Founded in 1163, Paisley Abbey has been restored and renovated several times throughout its long history. The latest renovation is one that is helping the Abbey in its role as a meeting point for the whole community, where it hosts a variety of events throughout the year. With more external companies coming in to use the Abbey for special events such as music recitals, exhibitions and weddings, the 30-year-old sound system was no longer able to deliver the service required. The Abbey turned to Adlib to design and install a new sound system that could meet the various needs of the facility while also being straightforward to use.

“They required a sound system that was very simple to use but that could also be augmented by external production companies,” explained Andrew McCully, applications engineer/project manager at Adlib. “They also needed to be able to zone the speaker system, as they might have a small communion service just in the chancel area, or a small meeting in the chapel or, of course, a full Sunday service using all zones. Above all, they were looking for professional advice.”

Adlib worked out a future-proof solution that revolves around Dynacord electronics. An MXE5 Matrix Mix Engine provides the control and sound processing required by the different functions of the site, while SONICUE Sound System Software was utilised for system setup and customising a user-friendly GUI for the TPC-1 Touch Panel Controller.

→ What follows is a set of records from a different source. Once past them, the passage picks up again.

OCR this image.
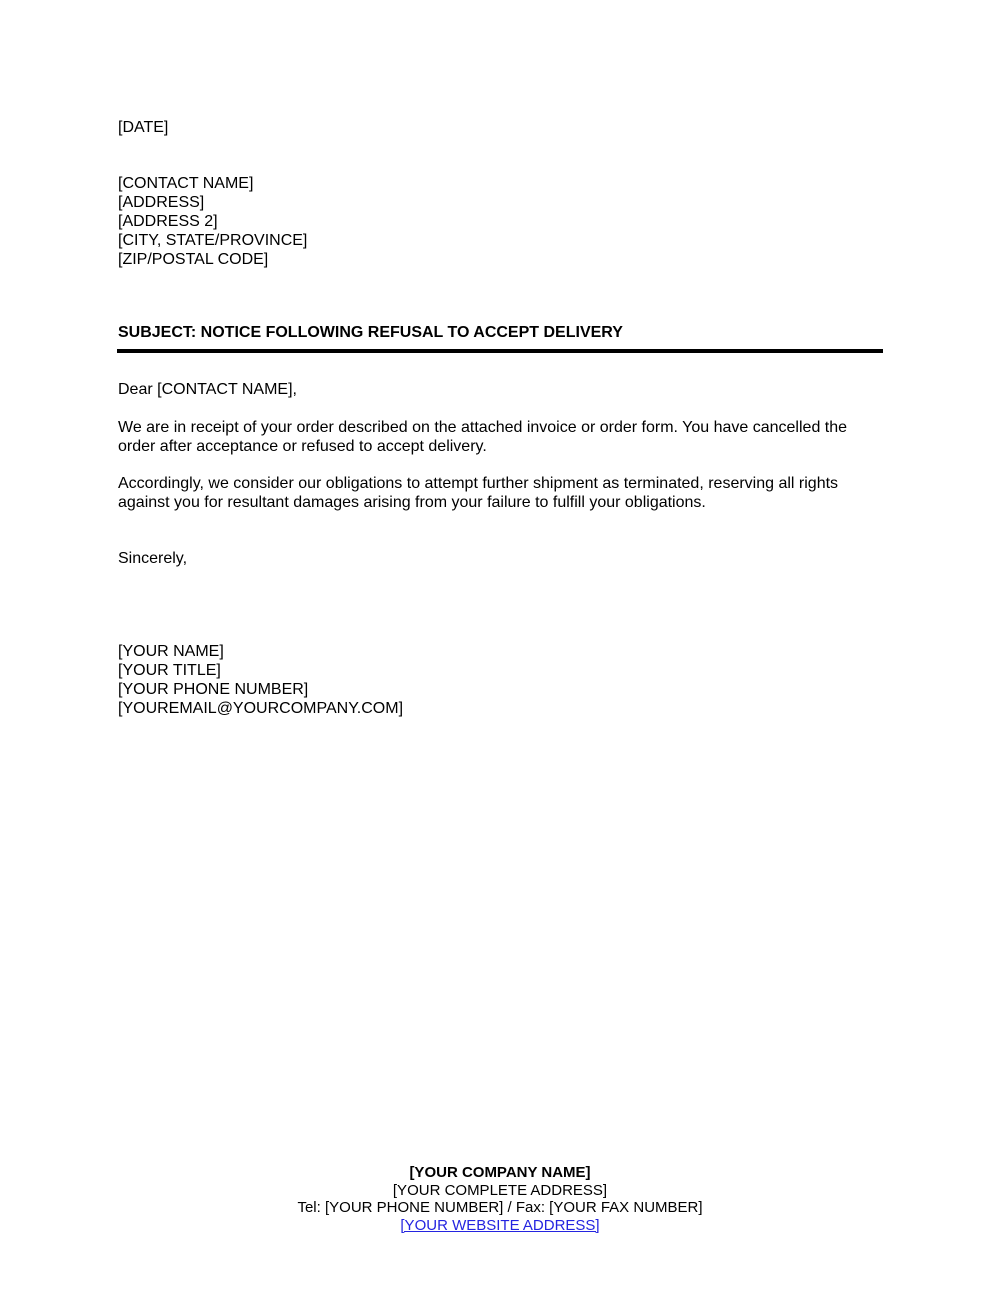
[DATE]
[CONTACT NAME]
[ADDRESS]
[ADDRESS 2]
[CITY, STATE/PROVINCE]
[ZIP/POSTAL CODE]
SUBJECT: NOTICE FOLLOWING REFUSAL TO ACCEPT DELIVERY
Dear [CONTACT NAME],
We are in receipt of your order described on the attached invoice or order form. You have cancelled the
order after acceptance or refused to accept delivery.
Accordingly, we consider our obligations to attempt further shipment as terminated, reserving all rights
against you for resultant damages arising from your failure to fulfill your obligations.
Sincerely,
[YOUR NAME]
[YOUR TITLE]
[YOUR PHONE NUMBER]
[YOUREMAIL@YOURCOMPANY.COM]
[YOUR COMPANY NAME]
[YOUR COMPLETE ADDRESS]
Tel: [YOUR PHONE NUMBER] / Fax: [YOUR FAX NUMBER]
[YOUR WEBSITE ADDRESS]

“We spent a lot of time around the user interface, as that is such a key element to the success of the project,” recalled McCully. “If the interface is complicated or confusing, the users don’t have a good experience – no matter how good the speakers sound. SONICUE was used to create a GUI with presets for the TPC-1 specific to the needs of the user and provided a system that both sounds great and is easy to use.”

Control is delivered to the user via an iPad or the IP-networked TPC-1, which both allow scene recall and level adjustments. The church selects one of three presets, a Normal Mode, a Chapel Mode and a Chancel Mode. Each activates different elements of the system and a different combination of mics. When it came to installation loudspeakers, Adlib chose Dynacord TS models from the vertical-array series. Four TS 400 cover the main nave of the Abbey, with a further three TS 100 and the same number of TS 200 in place to cover adjacent spaces.

“We’ve used quite a lot of the TS series in other houses of worship and they certainly perform really well,” stated McCully. “We selected the TS range as it provided great coverage and an aesthetic quality to the installation.” To complete the setup, an Electro-Voice EVU ultracompact loudspeaker has been positioned discretely under the pulpit to provide front-fill.

Dynacord also provided the solution for driving the loudspeakers, with Adlib combining different members of the manufacturer’s installation-dedicated amplifiers. A pair of IPX 5:4 four-channel amplifiers are joined by a C1300FDi model to provide more than enough power for the church.

The age and historic nature of the building provided the main challenge for the project, as Adlib faced limitations in the loudspeaker positions and fixings that could be used. A Dante audio network infrastructure was used to reduce the cabling, and the Adlib team worked hard to ensure that anything that was on show was as neat as possible.

“This is predominantly a Dante system, though with the flexibility of the MXE5, we're feeding the C1300 with an analogue output,” added McCully. “We used a couple of Dante I/O plates to allow the church to connect additional mics when needed, or to plug a mixing desk at a FOH position for whenever there are additional requirements and the need for a dedicated operator on faders. We also had to strategically position an induction loop amp which is fed from an output from the Dante I/O plate, again meaning that we could run a single Cat-6 cable instead of a four-pair multicore.”